The trick behind deep breathing

You may be aware, or have heard, that deep breathing is a useful tool for managing stress and anxiety. But research has shown that the best form of deep breathing to manage stress and anxiety is when the outbreath is longer than the inbreath…and here’s why.

It has been found that deep breathing techniques all have one thing in common…and that is, that they work by stimulating the parasympathetic nervous system or PNS. Now, the importance of the PNS is that it, in turn, activates within us a natural bodily response that can best be described as “rest and digest”. In other words, it activates within us a state of rest and relaxation.

Interestingly, every time you exhale smoothly and slowly…the PNS switches on… which not only causes your blood pressure to drop but also sends feelings of relaxation throughout your body.

On the flip side, we have the sympathetic nervous system, which is the opposite of the PNS. The sympathetic nervous system is switched on when we are in fight, flight or freeze mode…a heightened state of alertness, where your heart is racing.

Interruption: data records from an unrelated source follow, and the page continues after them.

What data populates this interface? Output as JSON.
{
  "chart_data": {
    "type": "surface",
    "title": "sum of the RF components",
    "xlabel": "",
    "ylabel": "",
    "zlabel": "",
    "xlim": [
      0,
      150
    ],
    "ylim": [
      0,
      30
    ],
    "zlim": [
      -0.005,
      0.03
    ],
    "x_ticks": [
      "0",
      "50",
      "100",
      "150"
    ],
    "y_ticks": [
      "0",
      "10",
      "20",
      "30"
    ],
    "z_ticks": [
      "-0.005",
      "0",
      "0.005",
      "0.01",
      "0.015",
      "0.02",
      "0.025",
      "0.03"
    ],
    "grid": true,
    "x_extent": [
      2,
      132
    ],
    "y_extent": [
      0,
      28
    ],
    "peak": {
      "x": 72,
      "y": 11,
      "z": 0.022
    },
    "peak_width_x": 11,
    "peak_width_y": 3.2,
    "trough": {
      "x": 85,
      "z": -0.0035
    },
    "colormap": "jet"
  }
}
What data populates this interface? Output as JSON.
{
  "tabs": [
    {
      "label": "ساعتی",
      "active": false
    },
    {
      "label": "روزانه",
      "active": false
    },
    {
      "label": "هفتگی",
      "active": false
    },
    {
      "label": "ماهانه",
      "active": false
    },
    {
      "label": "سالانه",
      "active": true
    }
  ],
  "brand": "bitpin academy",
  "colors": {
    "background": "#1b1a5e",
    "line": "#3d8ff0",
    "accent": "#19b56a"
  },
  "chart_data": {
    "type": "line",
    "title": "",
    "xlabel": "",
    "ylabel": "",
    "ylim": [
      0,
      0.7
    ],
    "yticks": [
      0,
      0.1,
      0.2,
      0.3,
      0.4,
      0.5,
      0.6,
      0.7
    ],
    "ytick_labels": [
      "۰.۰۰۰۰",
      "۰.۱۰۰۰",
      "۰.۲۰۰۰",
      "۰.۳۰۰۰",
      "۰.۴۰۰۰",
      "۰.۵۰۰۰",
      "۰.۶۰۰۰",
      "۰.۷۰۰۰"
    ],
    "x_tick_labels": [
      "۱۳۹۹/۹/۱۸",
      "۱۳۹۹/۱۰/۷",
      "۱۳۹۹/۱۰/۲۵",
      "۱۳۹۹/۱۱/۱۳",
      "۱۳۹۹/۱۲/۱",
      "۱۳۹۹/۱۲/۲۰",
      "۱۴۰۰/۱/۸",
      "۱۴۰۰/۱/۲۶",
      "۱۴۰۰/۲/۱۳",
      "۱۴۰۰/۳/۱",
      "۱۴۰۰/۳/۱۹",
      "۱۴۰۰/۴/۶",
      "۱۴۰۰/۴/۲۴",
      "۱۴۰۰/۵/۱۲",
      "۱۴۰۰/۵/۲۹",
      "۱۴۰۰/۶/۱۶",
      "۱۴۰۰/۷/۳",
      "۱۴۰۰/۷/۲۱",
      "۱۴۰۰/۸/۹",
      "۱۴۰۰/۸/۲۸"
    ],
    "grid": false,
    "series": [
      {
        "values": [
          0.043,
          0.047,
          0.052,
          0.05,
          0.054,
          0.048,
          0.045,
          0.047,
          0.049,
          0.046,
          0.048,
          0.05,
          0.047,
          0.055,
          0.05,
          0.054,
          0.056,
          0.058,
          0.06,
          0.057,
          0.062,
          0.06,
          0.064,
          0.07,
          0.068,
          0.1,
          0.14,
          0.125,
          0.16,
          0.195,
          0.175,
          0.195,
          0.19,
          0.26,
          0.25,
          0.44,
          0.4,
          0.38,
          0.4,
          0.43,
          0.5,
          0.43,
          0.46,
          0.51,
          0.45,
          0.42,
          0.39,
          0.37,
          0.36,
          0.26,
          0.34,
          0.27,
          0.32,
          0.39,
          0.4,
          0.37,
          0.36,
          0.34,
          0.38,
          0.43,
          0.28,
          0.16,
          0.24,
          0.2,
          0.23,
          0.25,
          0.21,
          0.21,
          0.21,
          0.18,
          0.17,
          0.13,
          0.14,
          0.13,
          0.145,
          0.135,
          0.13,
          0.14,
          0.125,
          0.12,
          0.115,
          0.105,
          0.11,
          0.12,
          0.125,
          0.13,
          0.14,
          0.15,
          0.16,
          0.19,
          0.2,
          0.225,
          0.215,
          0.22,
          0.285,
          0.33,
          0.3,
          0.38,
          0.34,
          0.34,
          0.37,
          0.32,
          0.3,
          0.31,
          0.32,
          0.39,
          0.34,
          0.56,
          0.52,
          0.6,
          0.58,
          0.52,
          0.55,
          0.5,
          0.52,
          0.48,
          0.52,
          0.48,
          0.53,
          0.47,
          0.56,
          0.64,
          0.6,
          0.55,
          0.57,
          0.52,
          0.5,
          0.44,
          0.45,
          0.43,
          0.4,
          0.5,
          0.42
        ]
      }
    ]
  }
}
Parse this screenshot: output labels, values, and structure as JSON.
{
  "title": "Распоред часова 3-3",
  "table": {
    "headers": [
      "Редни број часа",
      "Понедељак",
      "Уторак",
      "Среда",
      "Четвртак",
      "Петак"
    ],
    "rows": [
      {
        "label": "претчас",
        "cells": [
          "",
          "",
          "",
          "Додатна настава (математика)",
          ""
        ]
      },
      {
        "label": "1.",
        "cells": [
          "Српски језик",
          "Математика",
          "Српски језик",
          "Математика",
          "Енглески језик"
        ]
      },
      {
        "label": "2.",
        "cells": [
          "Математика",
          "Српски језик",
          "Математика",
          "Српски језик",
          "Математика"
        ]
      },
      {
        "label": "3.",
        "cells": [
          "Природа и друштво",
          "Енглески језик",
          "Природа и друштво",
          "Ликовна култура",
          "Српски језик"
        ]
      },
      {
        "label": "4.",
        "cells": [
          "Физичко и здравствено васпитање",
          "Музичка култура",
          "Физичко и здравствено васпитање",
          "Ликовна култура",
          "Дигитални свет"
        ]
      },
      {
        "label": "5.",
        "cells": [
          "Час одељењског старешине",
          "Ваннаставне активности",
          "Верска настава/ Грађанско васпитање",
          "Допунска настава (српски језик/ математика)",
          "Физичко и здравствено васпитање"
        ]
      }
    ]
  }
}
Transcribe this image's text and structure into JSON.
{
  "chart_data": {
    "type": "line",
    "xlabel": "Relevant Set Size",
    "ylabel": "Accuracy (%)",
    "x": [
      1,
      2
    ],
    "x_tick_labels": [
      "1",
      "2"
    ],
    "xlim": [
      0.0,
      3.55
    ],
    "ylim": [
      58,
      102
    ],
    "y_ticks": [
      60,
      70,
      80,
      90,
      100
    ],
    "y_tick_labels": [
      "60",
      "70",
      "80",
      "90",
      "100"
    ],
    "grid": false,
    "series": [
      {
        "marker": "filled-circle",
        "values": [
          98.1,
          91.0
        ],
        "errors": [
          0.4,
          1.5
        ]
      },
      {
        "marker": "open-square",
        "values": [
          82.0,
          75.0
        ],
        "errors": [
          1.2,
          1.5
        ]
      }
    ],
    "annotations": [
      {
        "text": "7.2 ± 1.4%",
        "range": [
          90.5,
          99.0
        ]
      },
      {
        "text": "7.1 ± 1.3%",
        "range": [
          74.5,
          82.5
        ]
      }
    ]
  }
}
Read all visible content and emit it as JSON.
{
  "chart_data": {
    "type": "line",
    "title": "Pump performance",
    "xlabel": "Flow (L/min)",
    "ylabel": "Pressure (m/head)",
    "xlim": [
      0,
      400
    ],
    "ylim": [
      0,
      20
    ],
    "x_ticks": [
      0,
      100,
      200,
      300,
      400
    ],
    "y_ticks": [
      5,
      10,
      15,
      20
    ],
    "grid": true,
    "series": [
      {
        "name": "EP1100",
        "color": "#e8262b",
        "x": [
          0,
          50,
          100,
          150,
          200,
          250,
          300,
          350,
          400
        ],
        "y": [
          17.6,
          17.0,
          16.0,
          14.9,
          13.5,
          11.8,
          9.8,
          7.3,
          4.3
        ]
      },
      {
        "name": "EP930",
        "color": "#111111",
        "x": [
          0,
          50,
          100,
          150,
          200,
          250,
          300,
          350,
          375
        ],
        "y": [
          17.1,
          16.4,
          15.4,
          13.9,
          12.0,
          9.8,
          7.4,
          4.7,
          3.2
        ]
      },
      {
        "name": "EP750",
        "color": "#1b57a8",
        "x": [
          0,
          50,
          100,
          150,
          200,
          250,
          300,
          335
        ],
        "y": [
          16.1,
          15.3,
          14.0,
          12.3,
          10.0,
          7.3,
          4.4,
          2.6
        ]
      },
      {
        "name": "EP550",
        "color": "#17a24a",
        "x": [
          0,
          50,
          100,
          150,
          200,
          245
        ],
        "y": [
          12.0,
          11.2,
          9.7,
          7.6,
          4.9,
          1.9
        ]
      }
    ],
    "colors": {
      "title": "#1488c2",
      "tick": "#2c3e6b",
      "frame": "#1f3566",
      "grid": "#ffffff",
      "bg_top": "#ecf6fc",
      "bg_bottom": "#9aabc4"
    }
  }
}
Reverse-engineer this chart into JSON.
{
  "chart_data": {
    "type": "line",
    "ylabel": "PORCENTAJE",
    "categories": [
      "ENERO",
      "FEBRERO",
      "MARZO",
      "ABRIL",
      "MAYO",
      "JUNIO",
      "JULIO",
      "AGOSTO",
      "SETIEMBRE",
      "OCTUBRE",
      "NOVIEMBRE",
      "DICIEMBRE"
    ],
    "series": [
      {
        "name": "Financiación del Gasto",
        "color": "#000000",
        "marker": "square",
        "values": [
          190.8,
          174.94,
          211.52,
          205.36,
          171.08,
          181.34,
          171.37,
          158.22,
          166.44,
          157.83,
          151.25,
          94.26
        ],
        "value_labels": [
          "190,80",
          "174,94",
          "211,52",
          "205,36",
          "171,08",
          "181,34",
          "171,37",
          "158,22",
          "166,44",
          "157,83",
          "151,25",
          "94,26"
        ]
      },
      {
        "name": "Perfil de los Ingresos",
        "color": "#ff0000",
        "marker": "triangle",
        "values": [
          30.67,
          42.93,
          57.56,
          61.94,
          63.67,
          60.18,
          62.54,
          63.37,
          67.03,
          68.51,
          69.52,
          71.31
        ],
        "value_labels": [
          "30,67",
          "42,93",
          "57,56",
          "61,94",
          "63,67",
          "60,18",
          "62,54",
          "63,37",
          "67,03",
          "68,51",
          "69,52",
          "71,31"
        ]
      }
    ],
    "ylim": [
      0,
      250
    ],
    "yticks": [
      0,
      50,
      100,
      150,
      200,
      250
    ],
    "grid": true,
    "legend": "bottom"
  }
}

Interestingly, every time you inhale, the sympathetic nervous system switches on just a little bit…and this causes your heart rate to rise slightly.

And this is why the best form of deep breathing to manage stress and anxiety, is when the outbreath is longer than the inbreath.

The 7-11 breathing technique, used in yoga and meditation, is one of the most common breathing techniques used for managing stress and anxiety. The technique is simple to use and follow…and can be used discreetly wherever you are. All you need to do is:

– breathe in slowly through your nose for 7 counts…then
– breathe out slowly and to the same count through your mouth for 11 counts
– continue doing this until you feel calmer and more grounded.

For some people, this may be too long to start off with…so you can modify it to suit you ie inhale for 4 and exhale for 8. The numbers don’t matter so much as ensuring that the outbreath is longer than the inbreath.

So…give it a go…and notice the difference it makes in your body…and to your stress and anxiety.